Saturday, 2 November 2013

Review: Havisham by Ronald Frame

Ronald Frame
Faber & Faber
368 pages

'Our lives are fictions. How others interpret us. What we allow others to do with us. What we make of ourselves. What we fancy, make believe, we might do.'

This book was the final straw/last nail in the coffin for me in that it has finally proven to me that you cannot start reading a book with certain expectations. I've been wanting to read Havisham for ages and ages, all the while thinking I knew how it was vaguely going to go and how it was going to be written. In terms of plot, yes, my expectations were more or less fulfilled but in terms of writing - I was completely off the mark. I was expecting a run of the mill novel with all the usual character/plot devices and no funny business with the writing style. I hadn't expected it to be, what I can only call, experimental. And then, I hadn't expected it to be so beautiful. Lesson learned: don't have expectations.

Havisham, as can easily be inferred, tells the story of Dickens's Miss Havisham and how she becomes the infamous manipulator of Estella and Pip. The back story Frame creates for Catherine Havisham makes it hard to believe that she could have turned into anything other than what she does. She begins the story as a naive, curious, energetic and intelligent young girl aware of her standing in society but not taking much notice of it (she forms a very strong bond with a maid). But she is lied to, manipulated and used quite ferociously for the gain of others until she herself becomes a master manipulator intent on revenge (enter Estella).  

The best way I can describe the writing in Havisham is like a series of pictures. It flows and is a linear story but small things are focused on in detail and described with marvellous skill. It is a character study more than a plot-driven novel which I think explains this unusual style. Although the story is significant and obviously present, it felt like we were being introduced to Miss Havisham and elements of her personality slowly revealed to us through her actions and interactions. It is a series of pictures punctuated by quotes from writers, poets and philosophers which made the reading experience even richer and more enlightening. 

Havisham overlaps with Great Expectations quite considerably towards the end but it still sticks to the other side of the story, Miss Havisham's side, rather than trying to unrealistically weave in elements of Dickens's original tale. There are some wonderfully metafictional sections, though, around Pip as the author/narrator which would please any lover of Great Expectations.

For a new twist on an old story and some disarmingly beautiful writing, I would really recommend reading Havisham. I think whether you've read Great Expectations or not, or whether you even like it or not, Havisham is an emotive story about women's roles in Victorian England and what women will do to get by. 

'The engagement banns were read.

   I surrendered myself to everything, and became - 
   that cherry tree throwing its branches
   the flame leaping on the new wick
   the water tumbling joyfully over the weir
   the fragrant spring wind seeping trough the window cracks
   the yellow cart rolling down the street
   the vigorous hyacinths sprouting from their bulbs, after a dark cupboard-growing
   the old Roman bricks stuck into the flint wall at the bottom of the garden, when I would sit in the mild sun staring and staring in front of me.
   I was still trying to believe my luck.'



  1. ALL RIIIIIIGHT. Jesus, like forcing me to read Wilkie wasn't enough, now you're adding to my wishlist as well.

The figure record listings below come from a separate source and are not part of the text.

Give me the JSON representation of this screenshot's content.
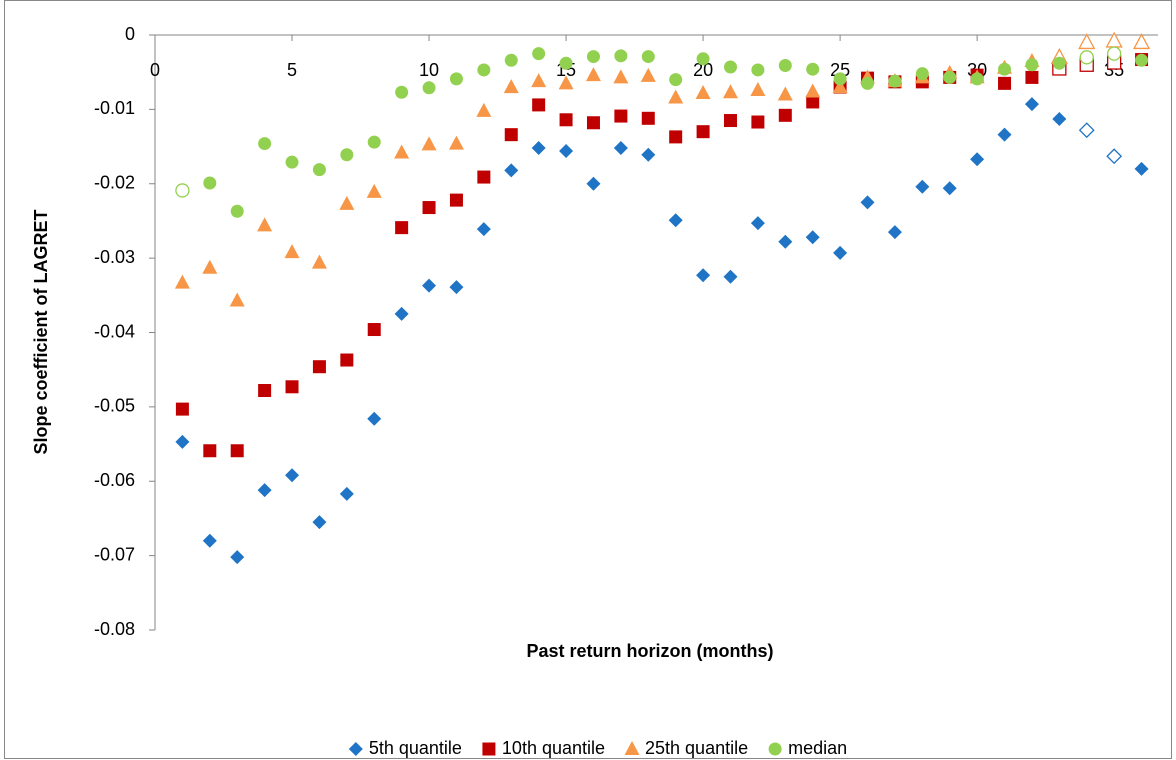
{
  "chart_data": {
    "type": "scatter",
    "xlabel": "Past return  horizon (months)",
    "ylabel": "Slope coefficient of LAGRET",
    "x": [
      1,
      2,
      3,
      4,
      5,
      6,
      7,
      8,
      9,
      10,
      11,
      12,
      13,
      14,
      15,
      16,
      17,
      18,
      19,
      20,
      21,
      22,
      23,
      24,
      25,
      26,
      27,
      28,
      29,
      30,
      31,
      32,
      33,
      34,
      35,
      36
    ],
    "xlim": [
      0,
      36.6
    ],
    "xticks": [
      0,
      5,
      10,
      15,
      20,
      25,
      30,
      35
    ],
    "ylim": [
      -0.08,
      0
    ],
    "yticks": [
      0,
      -0.01,
      -0.02,
      -0.03,
      -0.04,
      -0.05,
      -0.06,
      -0.07,
      -0.08
    ],
    "series": [
      {
        "name": "5th quantile",
        "color": "#1f74c5",
        "marker": "diamond",
        "values": [
          -0.0547,
          -0.068,
          -0.0702,
          -0.0612,
          -0.0592,
          -0.0655,
          -0.0617,
          -0.0516,
          -0.0375,
          -0.0337,
          -0.0339,
          -0.0261,
          -0.0182,
          -0.0152,
          -0.0156,
          -0.02,
          -0.0152,
          -0.0161,
          -0.0249,
          -0.0323,
          -0.0325,
          -0.0253,
          -0.0278,
          -0.0272,
          -0.0293,
          -0.0225,
          -0.0265,
          -0.0204,
          -0.0206,
          -0.0167,
          -0.0134,
          -0.0093,
          -0.0113,
          -0.0128,
          -0.0163,
          -0.018
        ],
        "hollow": [
          33,
          34
        ]
      },
      {
        "name": "10th quantile",
        "color": "#c00000",
        "marker": "square",
        "values": [
          -0.0503,
          -0.0559,
          -0.0559,
          -0.0478,
          -0.0473,
          -0.0446,
          -0.0437,
          -0.0396,
          -0.0259,
          -0.0232,
          -0.0222,
          -0.0191,
          -0.0134,
          -0.0094,
          -0.0114,
          -0.0118,
          -0.0109,
          -0.0112,
          -0.0137,
          -0.013,
          -0.0115,
          -0.0117,
          -0.0108,
          -0.009,
          -0.007,
          -0.0058,
          -0.0063,
          -0.0063,
          -0.0057,
          -0.0054,
          -0.0065,
          -0.0057,
          -0.0045,
          -0.004,
          -0.0037,
          -0.0033
        ],
        "hollow": [
          32,
          33,
          34
        ]
      },
      {
        "name": "25th quantile",
        "color": "#f79646",
        "marker": "triangle",
        "values": [
          -0.0333,
          -0.0313,
          -0.0357,
          -0.0256,
          -0.0292,
          -0.0306,
          -0.0227,
          -0.0211,
          -0.0158,
          -0.0147,
          -0.0146,
          -0.0102,
          -0.007,
          -0.0062,
          -0.0065,
          -0.0054,
          -0.0057,
          -0.0055,
          -0.0084,
          -0.0078,
          -0.0077,
          -0.0074,
          -0.008,
          -0.0076,
          -0.007,
          -0.0057,
          -0.0062,
          -0.0057,
          -0.0051,
          -0.0057,
          -0.0044,
          -0.0035,
          -0.003,
          -0.001,
          -0.0008,
          -0.001
        ],
        "hollow": [
          32,
          33,
          34,
          35
        ]
      },
      {
        "name": "median",
        "color": "#92d050",
        "marker": "circle",
        "values": [
          -0.0209,
          -0.0199,
          -0.0237,
          -0.0146,
          -0.0171,
          -0.0181,
          -0.0161,
          -0.0144,
          -0.0077,
          -0.0071,
          -0.0059,
          -0.0047,
          -0.0034,
          -0.0025,
          -0.0038,
          -0.0029,
          -0.0028,
          -0.0029,
          -0.006,
          -0.0032,
          -0.0043,
          -0.0047,
          -0.0041,
          -0.0046,
          -0.0059,
          -0.0065,
          -0.0062,
          -0.0052,
          -0.0057,
          -0.0059,
          -0.0046,
          -0.004,
          -0.0038,
          -0.003,
          -0.0025,
          -0.0034
        ],
        "hollow": [
          0,
          33,
          34
        ]
      }
    ]
  }
}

FORTUNATELY FOR YOU I can't be too mad, because... y'know, the Ellie Army and all that. (Do we have a secret handshake yet? Could it not involve spitting please?)

  2. I haven't even read Great Expectations *hangs head in shame*, however, what I have gathered from Thursday Next books (ain't literary world so wonderfully layered and connected), Havisham is an intriguing and definitely not a boring character. Glad you liked the book!